A Sainte-Croix, près Colmar, cette chasse s'appelle la chasse nocturne. Elle va de la forêt de Sengen à Obergrüst, sur la Gleioz, et jusqu'au Storkennest.

Un fois le tourbillon sortit de la forêt de Sengen ; on entendait des hurlements. On pouvait percevoir dans l'air ces paroles : “Plus loin, plus loin! le chien de Marbach (la cloche) aboie déjà. Allons à Wettersweiller!”

Une autre fois des jeunes gens faisaient paître leurs bestiaux dans la prairie. Il était tard et ils allaient rentrer quand ils s'entendirent appeler par leurs noms. L'un d'eux prit son courage à deux mains et répondit. Il sentit aussitôt des ailes qui le frappaient violemment au visage.

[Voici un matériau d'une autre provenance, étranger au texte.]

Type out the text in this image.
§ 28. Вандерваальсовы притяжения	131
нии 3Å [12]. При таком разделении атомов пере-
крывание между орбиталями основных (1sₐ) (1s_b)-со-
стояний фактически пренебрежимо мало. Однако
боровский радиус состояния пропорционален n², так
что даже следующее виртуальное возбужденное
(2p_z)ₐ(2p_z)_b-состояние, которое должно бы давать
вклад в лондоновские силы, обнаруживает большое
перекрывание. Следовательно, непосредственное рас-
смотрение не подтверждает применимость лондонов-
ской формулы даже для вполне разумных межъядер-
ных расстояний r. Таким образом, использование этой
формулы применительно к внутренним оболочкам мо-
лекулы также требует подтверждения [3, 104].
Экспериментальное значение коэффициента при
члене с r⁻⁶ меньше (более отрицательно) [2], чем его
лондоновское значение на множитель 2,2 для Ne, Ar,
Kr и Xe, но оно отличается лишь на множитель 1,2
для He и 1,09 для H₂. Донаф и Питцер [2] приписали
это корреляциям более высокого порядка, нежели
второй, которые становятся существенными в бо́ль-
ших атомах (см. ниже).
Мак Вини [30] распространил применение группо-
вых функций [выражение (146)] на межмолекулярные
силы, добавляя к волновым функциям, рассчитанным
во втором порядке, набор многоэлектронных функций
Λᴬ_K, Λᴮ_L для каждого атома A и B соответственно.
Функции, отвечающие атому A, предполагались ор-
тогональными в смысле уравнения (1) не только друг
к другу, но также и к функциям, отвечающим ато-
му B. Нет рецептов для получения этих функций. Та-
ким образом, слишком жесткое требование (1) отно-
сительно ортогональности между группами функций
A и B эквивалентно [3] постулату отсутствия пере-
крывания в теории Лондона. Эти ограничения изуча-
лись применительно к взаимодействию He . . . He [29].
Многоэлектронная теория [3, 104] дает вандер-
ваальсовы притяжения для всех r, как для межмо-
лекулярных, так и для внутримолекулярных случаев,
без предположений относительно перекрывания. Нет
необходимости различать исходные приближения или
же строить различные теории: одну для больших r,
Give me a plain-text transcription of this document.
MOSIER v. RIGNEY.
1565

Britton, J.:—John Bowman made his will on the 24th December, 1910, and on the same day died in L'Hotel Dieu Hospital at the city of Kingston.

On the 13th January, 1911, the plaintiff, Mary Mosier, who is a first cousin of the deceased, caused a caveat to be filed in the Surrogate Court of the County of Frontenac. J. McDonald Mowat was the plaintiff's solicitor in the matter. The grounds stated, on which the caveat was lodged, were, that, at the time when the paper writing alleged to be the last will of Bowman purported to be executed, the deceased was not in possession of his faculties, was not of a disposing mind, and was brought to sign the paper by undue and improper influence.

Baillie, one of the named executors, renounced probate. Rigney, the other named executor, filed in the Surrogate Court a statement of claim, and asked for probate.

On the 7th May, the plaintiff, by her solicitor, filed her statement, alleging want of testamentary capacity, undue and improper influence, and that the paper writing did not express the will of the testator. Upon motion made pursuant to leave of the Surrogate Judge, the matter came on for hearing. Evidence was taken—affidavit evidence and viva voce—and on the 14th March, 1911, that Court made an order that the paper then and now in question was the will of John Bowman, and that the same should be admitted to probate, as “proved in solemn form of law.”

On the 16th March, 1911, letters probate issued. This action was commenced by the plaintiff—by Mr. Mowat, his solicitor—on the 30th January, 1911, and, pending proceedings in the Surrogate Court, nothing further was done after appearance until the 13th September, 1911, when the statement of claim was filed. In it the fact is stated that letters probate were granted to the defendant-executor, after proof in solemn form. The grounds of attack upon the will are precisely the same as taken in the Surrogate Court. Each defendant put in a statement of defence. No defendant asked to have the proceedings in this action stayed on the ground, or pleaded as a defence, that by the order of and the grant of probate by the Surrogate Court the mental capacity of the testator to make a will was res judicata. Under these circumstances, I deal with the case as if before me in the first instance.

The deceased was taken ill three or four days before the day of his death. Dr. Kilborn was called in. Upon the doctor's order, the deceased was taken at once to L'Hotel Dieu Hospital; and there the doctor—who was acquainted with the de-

Un jour des garçons et des jeunes filles rentraient chez eux, revenant du vignoble de Herrlisheim. Il faisait sombre. Une des filles s'arrêta à la hauteur du moulin de Saint-Jean Baptiste. Elle s'entendit appeler par son nom : “Catherine! Catherine!” Elle se dirigea vers l'endroit d'où partait la voix, croyant que c'était un de ses compagnons qui l'appelait. La voix s'éloignait ; elle la suivit. On la trouva morte le lendemain à une demi lieue du moulin, près du bois de Stœdtlin. Elle avait été appelée par les chasseurs nocturnes dont ses compagnons avaient bien entendu les cris.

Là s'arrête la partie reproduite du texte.